HER2 Positivity Predicts Unresponsiveness to EGFR-Targeted Treatment in Metastatic Colorectal Cancer

Abstract

Background: HER2 amplification is detected in 3% of patients with colorectal cancer (CRC), making tumors in the metastatic setting vulnerable to double pharmacological HER2 blockade. Preclinical findings show that it also might impair response to anti-epidermal growth factor receptor (EGFR) treatment.

Subjects and methods: Patients with KRAS exon 2 wild-type metastatic CRC underwent molecular screening of HER2 positivity by HERACLES criteria (immunohistochemistry 3+ or 2+ in ≥50% of cells, confirmed by fluorescence in situ hybridization). A sample of consecutive HER2-negative patients was selected as control. A regression modeling strategy was applied to identify predictors explaining the bulk of HER2 positivity and the association with response to previous anti-EGFR treatment.

Results: From August 2012 to April 2018, a total of 100 HER2-positive metastatic CRC tumors were detected out of 1,485 KRAS exon 2 wild-type screened patients (6.7%). HER2-positive patients show more frequently lung metastases (odds ratio [OR], 2.04; 95% confidence interval [CI], 1.15-3.61; p = .014) and higher tumor burden (OR, 1.48; 95% CI, 1.10-2.01; p = .011), and tumors were more likely to be left sided (OR, 0.50; 95% CI, 0.22-1.11; p = .088). HER2-positive patients who received treatment with anti-EGFR agents (n = 79) showed poorer outcome (objective response rate, 31.2% vs. 46.9%, p = .031; progression-free survival, 5.7 months vs. 7 months, p = .087).

Conclusion: Testing for HER2 should be offered to all patients with metastatic CRC because the occurrence of this biomarker is unlikely to be predicted based on main clinicopathological features. Patients with HER2-amplified metastatic CRC are less likely to respond to anti-EGFR therapy.

Implications for practice: Patients with HER2-amplified/overexpressed metastatic colorectal cancer (mCRC) harbor a driver actionable molecular alteration that has been shown in preclinical models to hamper efficacy of the anti-epidermal growth factor receptor (EGFR) targeted therapies.

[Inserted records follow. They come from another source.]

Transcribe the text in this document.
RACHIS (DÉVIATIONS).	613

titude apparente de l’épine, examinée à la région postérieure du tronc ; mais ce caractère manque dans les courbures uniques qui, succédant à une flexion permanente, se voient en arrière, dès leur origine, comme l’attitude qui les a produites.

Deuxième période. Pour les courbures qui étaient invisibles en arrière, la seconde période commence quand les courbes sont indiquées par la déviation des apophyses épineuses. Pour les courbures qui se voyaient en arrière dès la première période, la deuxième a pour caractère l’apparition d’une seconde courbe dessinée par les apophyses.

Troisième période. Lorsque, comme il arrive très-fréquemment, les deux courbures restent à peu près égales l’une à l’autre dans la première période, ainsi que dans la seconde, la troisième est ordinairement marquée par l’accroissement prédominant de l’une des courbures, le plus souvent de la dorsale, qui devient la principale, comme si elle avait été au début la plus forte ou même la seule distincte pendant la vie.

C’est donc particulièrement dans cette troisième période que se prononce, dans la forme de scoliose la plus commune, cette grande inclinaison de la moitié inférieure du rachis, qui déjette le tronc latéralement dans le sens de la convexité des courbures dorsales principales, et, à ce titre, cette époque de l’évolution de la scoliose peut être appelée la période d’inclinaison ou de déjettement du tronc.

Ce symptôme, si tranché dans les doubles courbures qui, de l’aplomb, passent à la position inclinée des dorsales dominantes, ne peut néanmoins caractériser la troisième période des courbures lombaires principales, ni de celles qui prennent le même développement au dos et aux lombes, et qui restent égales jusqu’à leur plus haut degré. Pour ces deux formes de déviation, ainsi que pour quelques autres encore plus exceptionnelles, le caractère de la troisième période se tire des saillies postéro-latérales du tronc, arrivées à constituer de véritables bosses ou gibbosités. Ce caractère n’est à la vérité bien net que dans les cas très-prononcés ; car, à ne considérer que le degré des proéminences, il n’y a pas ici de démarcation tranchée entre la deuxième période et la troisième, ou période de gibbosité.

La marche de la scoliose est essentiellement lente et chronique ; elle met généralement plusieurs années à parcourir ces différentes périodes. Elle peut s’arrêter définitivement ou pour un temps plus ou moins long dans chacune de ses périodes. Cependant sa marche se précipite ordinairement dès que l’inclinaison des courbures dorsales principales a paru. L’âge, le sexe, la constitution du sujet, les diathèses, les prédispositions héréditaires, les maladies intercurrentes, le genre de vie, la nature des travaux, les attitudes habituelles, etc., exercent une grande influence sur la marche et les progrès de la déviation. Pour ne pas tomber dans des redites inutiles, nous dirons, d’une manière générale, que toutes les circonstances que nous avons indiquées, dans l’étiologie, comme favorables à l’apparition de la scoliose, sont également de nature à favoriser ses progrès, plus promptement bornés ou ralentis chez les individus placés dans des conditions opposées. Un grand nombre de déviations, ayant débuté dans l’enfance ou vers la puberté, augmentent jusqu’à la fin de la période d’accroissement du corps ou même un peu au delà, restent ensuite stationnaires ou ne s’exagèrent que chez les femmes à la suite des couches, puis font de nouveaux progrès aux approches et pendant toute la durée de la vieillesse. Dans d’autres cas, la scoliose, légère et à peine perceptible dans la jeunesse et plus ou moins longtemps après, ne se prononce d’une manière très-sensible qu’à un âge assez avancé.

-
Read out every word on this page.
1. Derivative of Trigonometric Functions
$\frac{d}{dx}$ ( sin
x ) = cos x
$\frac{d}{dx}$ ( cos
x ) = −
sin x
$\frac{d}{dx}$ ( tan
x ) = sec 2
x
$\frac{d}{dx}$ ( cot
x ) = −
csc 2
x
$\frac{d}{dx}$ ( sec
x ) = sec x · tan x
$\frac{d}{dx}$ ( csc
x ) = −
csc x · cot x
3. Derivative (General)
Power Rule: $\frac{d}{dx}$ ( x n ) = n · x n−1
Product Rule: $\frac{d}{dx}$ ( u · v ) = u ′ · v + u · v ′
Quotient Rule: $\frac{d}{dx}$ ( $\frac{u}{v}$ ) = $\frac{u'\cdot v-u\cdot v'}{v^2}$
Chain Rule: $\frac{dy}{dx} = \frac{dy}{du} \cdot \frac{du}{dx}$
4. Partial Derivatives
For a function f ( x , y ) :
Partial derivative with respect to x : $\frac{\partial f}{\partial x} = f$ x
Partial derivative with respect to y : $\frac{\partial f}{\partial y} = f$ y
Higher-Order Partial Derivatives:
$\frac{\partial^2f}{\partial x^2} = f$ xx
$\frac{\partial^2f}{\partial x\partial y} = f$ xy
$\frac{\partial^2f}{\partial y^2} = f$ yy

The present study confirmed that this molecular feature was associated with worse objective tumor response and shorter progression-free survival in response to previous anti-EGFR therapies. Moreover, it was found that the occurrence of this biomarker is unlikely to be predicted based on main clinicopathological features. Therefore, HER2 status assessment should be included in the molecular diagnostic workup of all mCRC for speedy referral to clinical trials encompassing HER2-targeted double blockade independently of previous anti-EGFR treatment.

Keywords: Anti‐EGFR monoclonal antibodies; Colorectal cancer; ERBB2; HER2.

Figure 1.

Forest plot showing odds ratio and 95% confidence intervals of HER2‐positive metastatic colorectal cancers for selected clinicopathological variables. *, Age at diagnosis: OR increases every 10 years. Abbreviations: CI, confidence interval; M0, absence of distant metastasis/metastases; M1, presence of distant metastasis/metastases; OR, odds ratio.

Figure 2.

Progression‐free survival in response to anti‐EGFR‐based‐therapeutic treatment in patients with HER2‐positive and HER2‐negative metastatic colorectal cancer. (A): All patients. (B): Subset of patients with exclusion of those who underwent surgery (metastasectomy of liver or lung). Abbreviations: CI, confidence interval; EGFR, epidermal growth factor receptor; HR, hazard ratio.

Figure 3.

Forest plot showing progression‐free survival in response to anti‐EGFR therapy in patients with HER2‐positive and HER2‐negative metastatic colorectal cancer, stratified for line of treatment. Abbreviations: CI, confidence interval; df, degrees of freedom; HR, hazard ratio; PFS, progression‐free survival.